Board of Education files containing area reports by H.M. Inspectors on unsatisfactory school premises and minutes and memoranda leading up to the compilation and transmission to Local Education Authorities of lists (known as Black Lists) of schools with defective premises.

The series contains correspondence and further reference to inspectors for details of progress made and improvements obtained. They also show the reaction of authorities and voluntary bodies to proposals for improved provision for elementary education and record parliamentary questions and answers relating to Black List schools.

As a result of the war and the Education Act, 1944, few papers exist after 1939.

Date: 1919-1942
Arrangement:

By counties (including Part III Authorities) and county borough order in England and Wales.

Held by: The National Archives, Kew
Legal status: Public Record(s)
Language: English
Physical description: 223 file(s)
Administrative / biographical background:

As a result of an announcement made by the President of the Board of Education in the House of Commons in December 1924 of the intention of carrying out an investigation into the condition of rural school buildings and the subsequent issue of Memorandum to Inspectors E.271 on the 16th January 1925, a list of public elementary schools with defective premises was compiled.

The 'Black List', as it became known, was the product of a survey throughout the country carried out by H.M. Inspectors.

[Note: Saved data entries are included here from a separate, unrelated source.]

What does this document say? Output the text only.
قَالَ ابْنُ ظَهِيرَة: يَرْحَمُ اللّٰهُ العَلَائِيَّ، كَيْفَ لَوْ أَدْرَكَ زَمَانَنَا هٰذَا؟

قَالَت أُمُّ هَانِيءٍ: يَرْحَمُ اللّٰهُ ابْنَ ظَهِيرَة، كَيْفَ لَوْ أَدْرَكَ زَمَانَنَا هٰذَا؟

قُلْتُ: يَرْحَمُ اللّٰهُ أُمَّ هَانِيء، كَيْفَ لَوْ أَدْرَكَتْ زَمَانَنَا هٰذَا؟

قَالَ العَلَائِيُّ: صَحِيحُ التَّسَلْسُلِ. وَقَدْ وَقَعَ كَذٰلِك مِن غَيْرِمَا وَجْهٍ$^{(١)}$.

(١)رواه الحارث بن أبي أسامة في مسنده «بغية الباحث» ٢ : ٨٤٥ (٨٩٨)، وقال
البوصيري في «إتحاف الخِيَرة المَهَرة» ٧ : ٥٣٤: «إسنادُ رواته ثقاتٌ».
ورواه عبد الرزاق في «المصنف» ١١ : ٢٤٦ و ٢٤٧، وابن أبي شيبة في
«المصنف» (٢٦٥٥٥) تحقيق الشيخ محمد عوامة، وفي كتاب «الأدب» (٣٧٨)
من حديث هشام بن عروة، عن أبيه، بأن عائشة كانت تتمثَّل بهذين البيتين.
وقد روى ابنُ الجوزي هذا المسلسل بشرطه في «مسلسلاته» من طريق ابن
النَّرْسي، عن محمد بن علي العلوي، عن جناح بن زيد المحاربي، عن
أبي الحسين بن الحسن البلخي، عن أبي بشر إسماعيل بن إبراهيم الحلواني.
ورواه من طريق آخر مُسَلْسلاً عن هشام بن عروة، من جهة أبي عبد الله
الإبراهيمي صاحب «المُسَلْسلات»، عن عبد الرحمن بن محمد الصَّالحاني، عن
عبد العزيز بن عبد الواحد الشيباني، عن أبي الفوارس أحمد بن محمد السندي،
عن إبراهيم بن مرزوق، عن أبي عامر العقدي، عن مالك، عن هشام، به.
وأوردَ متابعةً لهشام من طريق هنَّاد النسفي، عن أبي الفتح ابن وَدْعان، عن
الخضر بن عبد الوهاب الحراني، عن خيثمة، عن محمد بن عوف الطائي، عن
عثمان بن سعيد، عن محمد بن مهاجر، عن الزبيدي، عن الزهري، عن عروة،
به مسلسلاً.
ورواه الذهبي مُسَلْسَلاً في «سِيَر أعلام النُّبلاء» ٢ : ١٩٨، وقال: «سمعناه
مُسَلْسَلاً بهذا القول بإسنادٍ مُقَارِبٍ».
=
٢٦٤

This was not the first time that attempts had been made to cause Local Education Authorities to remedy defects in public elementary schools in their areas.

In the 1925 List, schools were arranged into three categories. In Category A were placed the worst cases. It contained schools whose premises appeared to the board on the information before them unsuitable for continued recognition and prima facie, incapable of improvement.

In Category B were entered schools which ought not, in the board's view, to continue to be recognised in their existing condition but which might possibly be made suitable by considerable expenditure for the same or reduced numbers.

Category C contained schools which, though in the board's view unsuitable for their present recognised accommodation might not be unsuitable for much smaller numbers.

The lists when compiled were forwarded to Local Education Authorities, with copies for the managers of voluntary schools, where applicable, for their consideration and remedial action. Not all schools in which serious defects existed were included, only cases in which continued recognition was in doubt.

In Circular 1358 of 31 March 1925, authorities were asked to consider the more immediate needs of their areas in all grades of education and to formulate programmes of action covering a definite period. They were required to take cases of defective premises into account and confer with the Board, either directly or through H.M. Inspectors, in formulating their schemes for the gradual and systematic improvement of educational facilities in their areas. Local Education Authorities had already been asked in Circular 1325 of the 22nd February, 1924 to make a determined effort to reduce the size of very large classes.